В двух ценных статьях "Сборника", принадлежащих М. К. Любавскому (автор двух огромных исследований по русско-литовской истории и систематического "Курса" по ней), который занял кафедру Вас. Ос-ча и теперь состоит ректором Московского университета, -- указан, говоря ученым языком, "извод" Ключевского, т. е. "откуда и что" в нем взялось. Все связано с детством, средою и сословием. Сын священника в селе Воскресенском Пензенской губернии, он, можно сказать, мальчонком впитал в себя бессознательно тот ум, тот вкус, те привязанности и те антипатии, которые широко и ярко засверкали через 30-40 лет в его чтениях с кафедры и затем увековечились в его "Курсе". Даровитый мальчик никогда не забывает своего детства. Вся огромность зрелого ученого, в сущности, уже содержится в любопытствующем, ожидающем, удивляющемся, наблюдающем глазе и уме подростка и мальчика.
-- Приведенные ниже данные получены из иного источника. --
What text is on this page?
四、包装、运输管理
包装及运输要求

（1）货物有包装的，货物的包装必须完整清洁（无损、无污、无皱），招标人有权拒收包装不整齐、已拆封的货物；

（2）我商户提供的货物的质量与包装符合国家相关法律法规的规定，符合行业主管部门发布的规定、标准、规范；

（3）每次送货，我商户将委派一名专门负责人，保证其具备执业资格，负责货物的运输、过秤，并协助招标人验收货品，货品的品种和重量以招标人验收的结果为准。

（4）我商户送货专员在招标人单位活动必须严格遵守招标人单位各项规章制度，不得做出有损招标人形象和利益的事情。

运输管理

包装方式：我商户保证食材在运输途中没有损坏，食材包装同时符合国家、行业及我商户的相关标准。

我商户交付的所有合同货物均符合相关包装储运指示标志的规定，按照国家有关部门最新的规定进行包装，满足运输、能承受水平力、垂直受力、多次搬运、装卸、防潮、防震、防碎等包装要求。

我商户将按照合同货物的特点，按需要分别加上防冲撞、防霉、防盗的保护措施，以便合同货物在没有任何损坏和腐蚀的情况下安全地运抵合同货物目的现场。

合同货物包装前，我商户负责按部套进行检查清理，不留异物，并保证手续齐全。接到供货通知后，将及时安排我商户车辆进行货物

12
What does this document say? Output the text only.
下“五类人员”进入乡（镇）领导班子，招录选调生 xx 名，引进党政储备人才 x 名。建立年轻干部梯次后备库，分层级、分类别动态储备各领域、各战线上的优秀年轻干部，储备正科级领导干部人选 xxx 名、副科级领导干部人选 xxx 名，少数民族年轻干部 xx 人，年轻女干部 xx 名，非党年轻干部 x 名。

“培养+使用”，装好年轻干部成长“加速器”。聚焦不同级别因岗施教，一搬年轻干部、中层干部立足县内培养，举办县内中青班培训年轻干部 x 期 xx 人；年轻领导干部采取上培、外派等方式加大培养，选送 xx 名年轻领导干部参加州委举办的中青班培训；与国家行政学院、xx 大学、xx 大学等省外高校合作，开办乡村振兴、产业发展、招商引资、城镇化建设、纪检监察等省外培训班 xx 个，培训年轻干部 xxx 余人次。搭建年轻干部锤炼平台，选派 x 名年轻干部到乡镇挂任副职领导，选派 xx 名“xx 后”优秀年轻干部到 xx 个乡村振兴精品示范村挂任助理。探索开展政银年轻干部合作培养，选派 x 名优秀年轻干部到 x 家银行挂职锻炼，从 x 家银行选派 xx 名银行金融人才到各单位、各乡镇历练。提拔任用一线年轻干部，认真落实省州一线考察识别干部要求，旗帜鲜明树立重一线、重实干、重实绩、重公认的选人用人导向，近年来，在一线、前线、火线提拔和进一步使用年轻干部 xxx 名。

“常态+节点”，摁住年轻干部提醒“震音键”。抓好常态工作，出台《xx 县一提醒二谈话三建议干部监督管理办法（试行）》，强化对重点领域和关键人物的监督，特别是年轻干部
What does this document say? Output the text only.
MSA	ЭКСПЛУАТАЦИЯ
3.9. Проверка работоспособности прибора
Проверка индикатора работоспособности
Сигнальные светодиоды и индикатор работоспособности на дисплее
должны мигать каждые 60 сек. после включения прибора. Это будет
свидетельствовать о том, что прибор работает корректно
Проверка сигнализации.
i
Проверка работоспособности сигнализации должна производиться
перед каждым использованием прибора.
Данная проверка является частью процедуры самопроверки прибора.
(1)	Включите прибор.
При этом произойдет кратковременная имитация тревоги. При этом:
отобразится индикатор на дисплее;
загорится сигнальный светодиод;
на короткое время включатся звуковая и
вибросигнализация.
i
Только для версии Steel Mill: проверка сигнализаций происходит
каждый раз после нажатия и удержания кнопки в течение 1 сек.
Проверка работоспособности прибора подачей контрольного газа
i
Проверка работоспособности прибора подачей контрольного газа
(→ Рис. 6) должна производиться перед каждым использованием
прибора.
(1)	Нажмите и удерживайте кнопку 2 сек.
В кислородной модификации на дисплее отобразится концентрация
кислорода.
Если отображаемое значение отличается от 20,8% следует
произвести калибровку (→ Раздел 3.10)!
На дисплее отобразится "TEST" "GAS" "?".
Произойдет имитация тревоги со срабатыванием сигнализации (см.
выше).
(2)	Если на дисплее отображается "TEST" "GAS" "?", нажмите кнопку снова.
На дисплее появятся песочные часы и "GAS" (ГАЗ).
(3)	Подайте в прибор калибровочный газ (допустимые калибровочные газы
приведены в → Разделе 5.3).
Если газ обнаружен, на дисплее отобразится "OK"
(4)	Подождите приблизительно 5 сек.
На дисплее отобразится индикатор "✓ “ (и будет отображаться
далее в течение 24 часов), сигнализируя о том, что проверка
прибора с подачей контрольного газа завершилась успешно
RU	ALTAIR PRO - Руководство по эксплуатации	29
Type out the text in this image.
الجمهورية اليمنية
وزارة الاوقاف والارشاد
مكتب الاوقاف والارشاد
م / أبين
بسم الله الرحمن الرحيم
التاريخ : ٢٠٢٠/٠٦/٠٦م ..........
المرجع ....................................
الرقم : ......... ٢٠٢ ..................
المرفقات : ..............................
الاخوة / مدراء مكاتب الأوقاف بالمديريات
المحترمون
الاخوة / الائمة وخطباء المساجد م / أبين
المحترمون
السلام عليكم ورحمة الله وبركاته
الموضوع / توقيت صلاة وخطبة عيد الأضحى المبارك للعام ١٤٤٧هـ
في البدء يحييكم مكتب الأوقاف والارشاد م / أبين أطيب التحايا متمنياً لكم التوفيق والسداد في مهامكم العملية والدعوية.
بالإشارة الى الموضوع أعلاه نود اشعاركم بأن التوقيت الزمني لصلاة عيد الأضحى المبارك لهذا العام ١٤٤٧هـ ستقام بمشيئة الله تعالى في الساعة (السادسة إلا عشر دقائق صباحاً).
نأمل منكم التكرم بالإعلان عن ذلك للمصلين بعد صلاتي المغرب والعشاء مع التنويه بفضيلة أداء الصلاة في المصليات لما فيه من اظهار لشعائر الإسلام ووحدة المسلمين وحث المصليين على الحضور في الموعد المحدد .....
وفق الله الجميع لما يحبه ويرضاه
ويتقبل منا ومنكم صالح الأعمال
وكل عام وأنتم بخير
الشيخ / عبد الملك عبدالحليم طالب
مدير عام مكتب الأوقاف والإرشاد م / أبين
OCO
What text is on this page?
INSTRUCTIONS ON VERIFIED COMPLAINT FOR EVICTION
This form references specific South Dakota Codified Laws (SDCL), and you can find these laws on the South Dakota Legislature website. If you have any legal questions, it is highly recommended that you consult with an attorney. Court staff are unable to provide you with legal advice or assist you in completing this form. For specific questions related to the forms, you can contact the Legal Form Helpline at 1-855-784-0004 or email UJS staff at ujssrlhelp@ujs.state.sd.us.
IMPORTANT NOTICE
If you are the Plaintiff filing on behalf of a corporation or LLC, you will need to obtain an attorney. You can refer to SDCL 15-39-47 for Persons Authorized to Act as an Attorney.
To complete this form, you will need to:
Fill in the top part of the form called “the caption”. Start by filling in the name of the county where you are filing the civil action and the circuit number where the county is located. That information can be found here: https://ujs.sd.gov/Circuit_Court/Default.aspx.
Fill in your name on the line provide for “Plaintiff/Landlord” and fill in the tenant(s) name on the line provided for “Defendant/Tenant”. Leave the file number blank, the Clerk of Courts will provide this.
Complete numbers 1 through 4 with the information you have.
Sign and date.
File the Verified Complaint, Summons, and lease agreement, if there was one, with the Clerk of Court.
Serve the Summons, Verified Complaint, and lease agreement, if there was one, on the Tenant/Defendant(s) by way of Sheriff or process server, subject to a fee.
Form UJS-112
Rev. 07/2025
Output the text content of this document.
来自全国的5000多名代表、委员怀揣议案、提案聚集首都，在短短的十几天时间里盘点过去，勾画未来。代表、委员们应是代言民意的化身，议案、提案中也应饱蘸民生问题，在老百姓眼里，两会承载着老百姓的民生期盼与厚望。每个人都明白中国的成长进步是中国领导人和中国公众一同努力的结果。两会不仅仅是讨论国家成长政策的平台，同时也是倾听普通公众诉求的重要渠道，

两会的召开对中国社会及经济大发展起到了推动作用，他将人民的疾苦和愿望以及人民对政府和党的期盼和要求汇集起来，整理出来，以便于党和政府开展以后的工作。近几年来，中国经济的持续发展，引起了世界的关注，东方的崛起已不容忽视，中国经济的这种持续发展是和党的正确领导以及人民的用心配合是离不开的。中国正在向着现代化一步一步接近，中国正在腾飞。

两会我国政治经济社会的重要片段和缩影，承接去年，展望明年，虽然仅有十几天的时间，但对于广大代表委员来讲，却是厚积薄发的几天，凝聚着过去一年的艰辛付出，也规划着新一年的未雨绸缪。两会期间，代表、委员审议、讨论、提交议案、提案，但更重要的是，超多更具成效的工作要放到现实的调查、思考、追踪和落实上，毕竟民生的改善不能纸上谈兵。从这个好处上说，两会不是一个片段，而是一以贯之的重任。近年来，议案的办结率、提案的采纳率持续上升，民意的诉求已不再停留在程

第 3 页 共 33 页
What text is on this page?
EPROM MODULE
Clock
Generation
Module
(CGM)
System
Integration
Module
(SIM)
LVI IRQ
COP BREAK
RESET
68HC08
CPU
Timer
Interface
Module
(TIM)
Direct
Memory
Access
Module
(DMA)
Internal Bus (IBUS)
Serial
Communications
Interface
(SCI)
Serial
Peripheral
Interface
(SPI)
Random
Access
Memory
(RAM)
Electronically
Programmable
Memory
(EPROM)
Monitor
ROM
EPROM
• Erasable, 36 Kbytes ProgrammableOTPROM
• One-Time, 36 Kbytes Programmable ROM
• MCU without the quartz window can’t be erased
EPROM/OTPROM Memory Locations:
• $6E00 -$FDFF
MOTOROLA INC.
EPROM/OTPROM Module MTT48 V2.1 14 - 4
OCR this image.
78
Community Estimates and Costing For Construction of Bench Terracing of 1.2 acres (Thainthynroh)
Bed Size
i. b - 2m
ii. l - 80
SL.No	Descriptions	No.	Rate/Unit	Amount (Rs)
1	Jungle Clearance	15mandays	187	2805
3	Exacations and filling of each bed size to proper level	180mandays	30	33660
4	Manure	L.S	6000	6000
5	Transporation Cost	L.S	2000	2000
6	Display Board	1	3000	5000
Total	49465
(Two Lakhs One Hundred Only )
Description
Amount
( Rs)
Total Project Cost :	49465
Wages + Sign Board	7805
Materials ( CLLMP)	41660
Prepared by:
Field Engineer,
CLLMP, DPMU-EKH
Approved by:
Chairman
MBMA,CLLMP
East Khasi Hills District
А благородное сердце никогда не откажется от детской тоски и от детского умиления, от детского "всего". Никто так близко не стоит к крестьянству, как сельское духовенство: одна природа, один труд, один быт -- только у "попа" все это поразвитее. И оба они не очень дружелюбно смотрят на знатность, богатство и всяческую далекую славу и значительность. Вот это все, именно это, до суеверия и недостатка, до некоторой узости и предрассудков, было у Ключевского. Он не был историком-государственником, как Соловьев и особенно Карамзин, не был историком-холлом, как Костомаров, а великорусским историком-бытовиком. Это-- то и согрело так его "Курсы", его чтения; это-то и потянуло бесчисленные сердца к его кафедре. Он обаяниями своими всех "изучающих русскую историю" заставил "полюбить русскую историю": дело совсем новое и необычайной цены! Конечно, быт есть самое главное; быт -- сейчас "за душою", обволакивает душу уже непосредственно, осязательно; из быта развиваются, строятся учреждения; из него направляются события, происходит "все". И историк-бытовик, безотчетный бытовик, без теорий и без доктрин о "быте", не мог не сделаться "само собою" стержневым историком, не стать "в корень". Так все и случилось с Ключевским: теперь "русская история" и "Ключевский" слились, и понятие первой неотделимо от образа второго.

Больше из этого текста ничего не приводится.